Hungary, having the lowest tax rate in the EU, charges a 9% corporate tax rate. Their income tax is also notably low, being 15%. Their value-added tax is high, being 27%, which makes products more expensive. But they charge a 5% rate for most medicines and some food products. Hungary, offering a well-developed urban transport system and strong primary education, has a low cost of living compared to other European capitals. 

Gibraltar 

Gibraltar, an island off the south coast of Spain which is a British territory, charges a 10% corporate tax rate. They have a strong economy and allow United Kingdom citizens to move to the country without a residence permit. 

Cyprus 

Cyrus, an island nation in the eastern Mediterranean Sea, charges a 12.5% corporate tax rate. The country offers cheap property with the average house costing roughly $110,000 (plus stamp duty).

Ireland 

Ireland charges a 12.5% corporate tax rate, which is projected to rise due to the G7 reforms. Ireland is an attractive choice for consumers and businesses as they were ranked the second in the world for quality of life. 

Canada 

Canada charges a 15% corporate tax rate, the same rate as the proposed global minimum tax rate.

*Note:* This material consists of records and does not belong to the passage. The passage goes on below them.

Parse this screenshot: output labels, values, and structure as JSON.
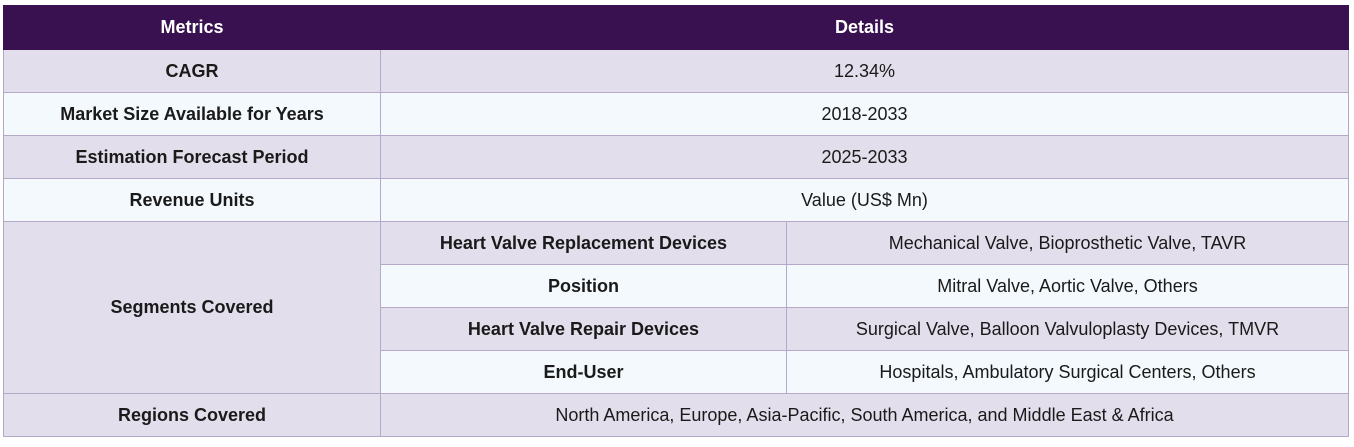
{
  "header": {
    "metrics": "Metrics",
    "details": "Details"
  },
  "rows": {
    "cagr": {
      "label": "CAGR",
      "value": "12.34%"
    },
    "market_size": {
      "label": "Market Size Available for Years",
      "value": "2018-2033"
    },
    "forecast": {
      "label": "Estimation Forecast Period",
      "value": "2025-2033"
    },
    "revenue": {
      "label": "Revenue Units",
      "value": "Value (US$ Mn)"
    },
    "segments": {
      "label": "Segments Covered",
      "items": [
        {
          "name": "Heart Valve Replacement Devices",
          "value": "Mechanical Valve, Bioprosthetic Valve, TAVR"
        },
        {
          "name": "Position",
          "value": "Mitral Valve, Aortic Valve, Others"
        },
        {
          "name": "Heart Valve Repair Devices",
          "value": "Surgical Valve, Balloon Valvuloplasty Devices, TMVR"
        },
        {
          "name": "End-User",
          "value": "Hospitals, Ambulatory Surgical Centers, Others"
        }
      ]
    },
    "regions": {
      "label": "Regions Covered",
      "value": "North America, Europe, Asia-Pacific, South America, and Middle East & Africa"
    }
  }
}
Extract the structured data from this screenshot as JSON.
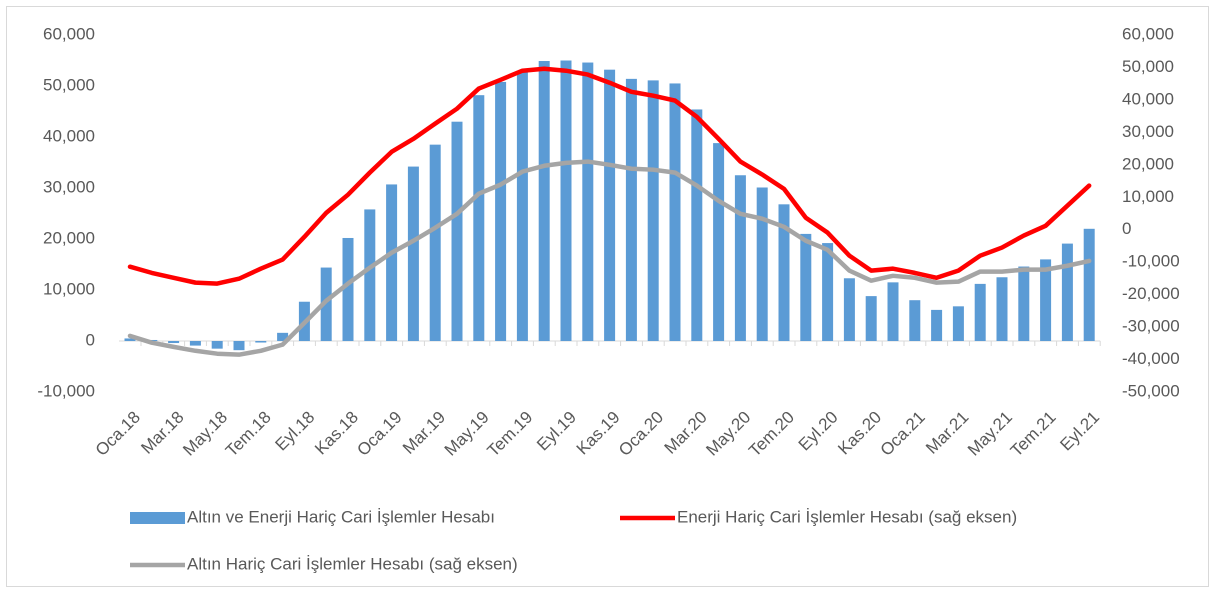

Canada has been ranked the best in the world for quality of life because of their political stability, good job market as well as their strong public education system.They are business-friendly because of their tax laws, as well as low levels of  bureaucracy and corruption.

The Bottom Line

Although the mentioned companies seem to be tax paradises at the moment, the field will change in the near future due to the proposed new corporate tax system. Once it has been implemented, many more countries will become much more attractive for businesses. Even though America does not form part of this list, some entrepreneurs would prefer to form an LLC in America if the specific state requirements are met. For this reason a LLC in Texas may well be preferred, as pointed out by The Really Useful Information Company (TRUiC). The pandemic may actually have a silver lining, having triggered a new era of growth.